Guo and Xu became the most senior military officers probed for buying and selling military ranks and other forms of corruption in the sweeping anti-graft campaign launched by Xi soon after he became party general secretary in November 2012.
Since then, at least 13,000 military officers involved in corruption have been punished, the Post quoted a report by the PLA Daily, official organ of the Chinese military as saying.
Guo, 75, was sentenced to life imprisonment in July last year and Xu died of cancer at the age of 72 in 2015 while in custody and under investigation for graft.
Since he took over Xi's focus remained on revamping the military. In an unprecedented overhaul, he had announced that PLA would shed three lakh troops, taking their number down to two million.
He has also cut the size of the army to a million and vastly increased the role of the navy and the air force to assist China’s global push for influence.
He had also scrapped the PLA’s four former headquarters – General Staff, General Political, General Logistics and General Armaments – and established 15 functional departments to divide their powers.
The PLA’s seven military commands were also reshaped into five theatre commands.
Xi will use the party congress to restructure the CMC, the Post quoted officials as saying.
He may either trim the size of the 11-member CMC to just the chairman and four vice-chairmen or induct heads of the five theatre commands into the high-power body.
The current CMC comprises one chairman, two vice chairmen, and eight regular members: the defence minister, the heads of the four-former headquarters, and the commanders of the air force, navy and rocket force.
"Rooting out the harmful influence of Guo and Xu is one of the key reasons Xi needs to reform the CMC," Beijing-based military expert Li Jie told the Post.
The structure of the commission also needs to fit the ongoing military overhaul, with thousands of senior officers being laid off, he said.

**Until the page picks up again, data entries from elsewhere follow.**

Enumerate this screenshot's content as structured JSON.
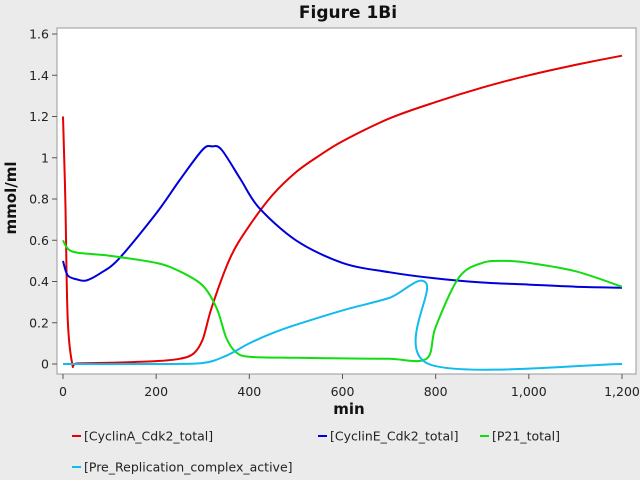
{
  "chart_data": {
    "type": "line",
    "title": "Figure 1Bi",
    "xlabel": "min",
    "ylabel": "mmol/ml",
    "xlim": [
      -10,
      1200
    ],
    "ylim": [
      -0.05,
      1.62
    ],
    "x_ticks": [
      0,
      200,
      400,
      600,
      800,
      1000,
      1200
    ],
    "x_tick_labels": [
      "0",
      "200",
      "400",
      "600",
      "800",
      "1,000",
      "1,200"
    ],
    "y_ticks": [
      0,
      0.2,
      0.4,
      0.6,
      0.8,
      1.0,
      1.2,
      1.4,
      1.6
    ],
    "y_tick_labels": [
      "0",
      "0.2",
      "0.4",
      "0.6",
      "0.8",
      "1",
      "1.2",
      "1.4",
      "1.6"
    ],
    "grid": false,
    "legend_position": "bottom",
    "series": [
      {
        "name": "[CyclinA_Cdk2_total]",
        "color": "#e60000",
        "x": [
          0,
          5,
          10,
          20,
          30,
          100,
          200,
          250,
          280,
          300,
          320,
          360,
          400,
          450,
          500,
          550,
          600,
          700,
          800,
          900,
          1000,
          1100,
          1200
        ],
        "y": [
          1.2,
          0.8,
          0.22,
          0.0,
          0.003,
          0.006,
          0.014,
          0.025,
          0.05,
          0.12,
          0.28,
          0.52,
          0.67,
          0.82,
          0.93,
          1.01,
          1.08,
          1.19,
          1.27,
          1.34,
          1.4,
          1.45,
          1.495
        ]
      },
      {
        "name": "[CyclinE_Cdk2_total]",
        "color": "#0000dd",
        "x": [
          0,
          10,
          30,
          50,
          80,
          120,
          200,
          250,
          300,
          320,
          340,
          380,
          420,
          500,
          600,
          700,
          800,
          900,
          1000,
          1100,
          1200
        ],
        "y": [
          0.5,
          0.43,
          0.41,
          0.405,
          0.44,
          0.51,
          0.73,
          0.89,
          1.04,
          1.055,
          1.04,
          0.9,
          0.76,
          0.6,
          0.49,
          0.445,
          0.415,
          0.395,
          0.385,
          0.375,
          0.37
        ]
      },
      {
        "name": "[P21_total]",
        "color": "#11dd11",
        "x": [
          0,
          10,
          30,
          100,
          200,
          250,
          300,
          330,
          350,
          370,
          400,
          500,
          600,
          700,
          780,
          800,
          850,
          900,
          950,
          1000,
          1100,
          1200
        ],
        "y": [
          0.6,
          0.56,
          0.54,
          0.525,
          0.49,
          0.45,
          0.38,
          0.27,
          0.13,
          0.06,
          0.035,
          0.03,
          0.027,
          0.025,
          0.025,
          0.18,
          0.42,
          0.49,
          0.5,
          0.49,
          0.45,
          0.375
        ]
      },
      {
        "name": "[Pre_Replication_complex_active]",
        "color": "#11bbee",
        "x": [
          0,
          200,
          300,
          350,
          400,
          450,
          500,
          600,
          700,
          780,
          785,
          1200
        ],
        "y": [
          0.0,
          0.0,
          0.005,
          0.04,
          0.1,
          0.15,
          0.19,
          0.26,
          0.32,
          0.39,
          0.0,
          0.0
        ]
      }
    ]
  }
}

Shanghai-based political commentator Chen Daoyin said Xi was intent on reforming the CMC to strengthen his hand against those in the party opposed to his new political thinking.
Xi hoped his political ideas would to be in included in the party constitution at the upcoming congress, like those of his predecessors Mao Zedong, Deng Xiaoping, Jiang Zemin and Hu Jintao, and become part of the party’s political guidelines.
"But it seems there are some different voices inside the party against him," Chen told Post.
"The removal Fang and Zhang and reform the CMC could remind his opponents that Xi has absolute dominance in the army, which helped put the Communist Party in power," he said.